Story
ルーシッド株が一時46%急落、破産申請を含む戦略的選択肢を検討中との報道で

Summary
米EVメーカーのルーシッド・グループの株価が14日、非公開化や連邦破産法第11条の適用申請を含む戦略的選択肢を検討中との報道を受け、一時46%急落した。市場では同社の財務状況に対する懸念が急速に高まっている。
米国の新興電気自動車(EV)メーカー、ルーシッド・グループ(LCID)の株価が14日の取引で急落した。同社が株式の非公開化や連邦破産法第11条(チャプター11)の適用申請といった戦略的選択肢を検討しているとの報道が嫌気され、株価は一時46%下落し、ボラティリティを理由とする売買停止措置が2度発動された。
報道の詳細
EV専門ニュースサイト「electric-vehicles.com」が報じたところによると、ルーシッドは再建アドバイザーのアリックスパートナーズを起用し、取締役会に対して複数の戦略的選択肢を提示するよう求めたという。検討されている選択肢には、サウジアラビアの政府系ファンドの支援を受けた非公開化や、チャプター11の申請などが含まれているとされる。

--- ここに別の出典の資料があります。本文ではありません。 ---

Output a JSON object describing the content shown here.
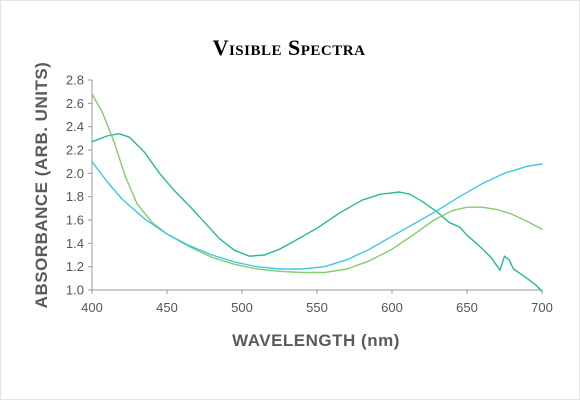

同報道によれば、アリックスパートナーズは、米国および欧州での追加リストラと、同社にとって2番目のモデルとなるSUV「グラビティ」への経営資源集中を取締役会に推奨する見込みだ。グラビティは2024年後半の少量生産開始以来、品質問題に直面していると伝えられている。
ただし、これらの選択肢はあくまでアドバイザーが評価を求められたシナリオの一つであり、取締役会が決定を下したものではないと、同報道は付け加えている。
Ad市場の背景と投資家への影響
ルーシッドを巡っては、筆頭株主であるサウジアラビアの政府系ファンドによる非公開化の可能性が、これまでも市場で度々取り沙汰されてきた。しかし、破産申請の可能性が報じられたことで、投資家の間で同社の財務健全性に対する懸念が急速に拡大した形だ。
今回の報道に対し、同社からの公式なコメントは出ていない。投資家は、チャプター11の申請となれば既存株主の価値が大幅に毀損されるリスクを織り込み、売りが殺到した。今後、ルーシッド経営陣がこの報道に対してどのような声明を出すか、市場の注目が集まっている。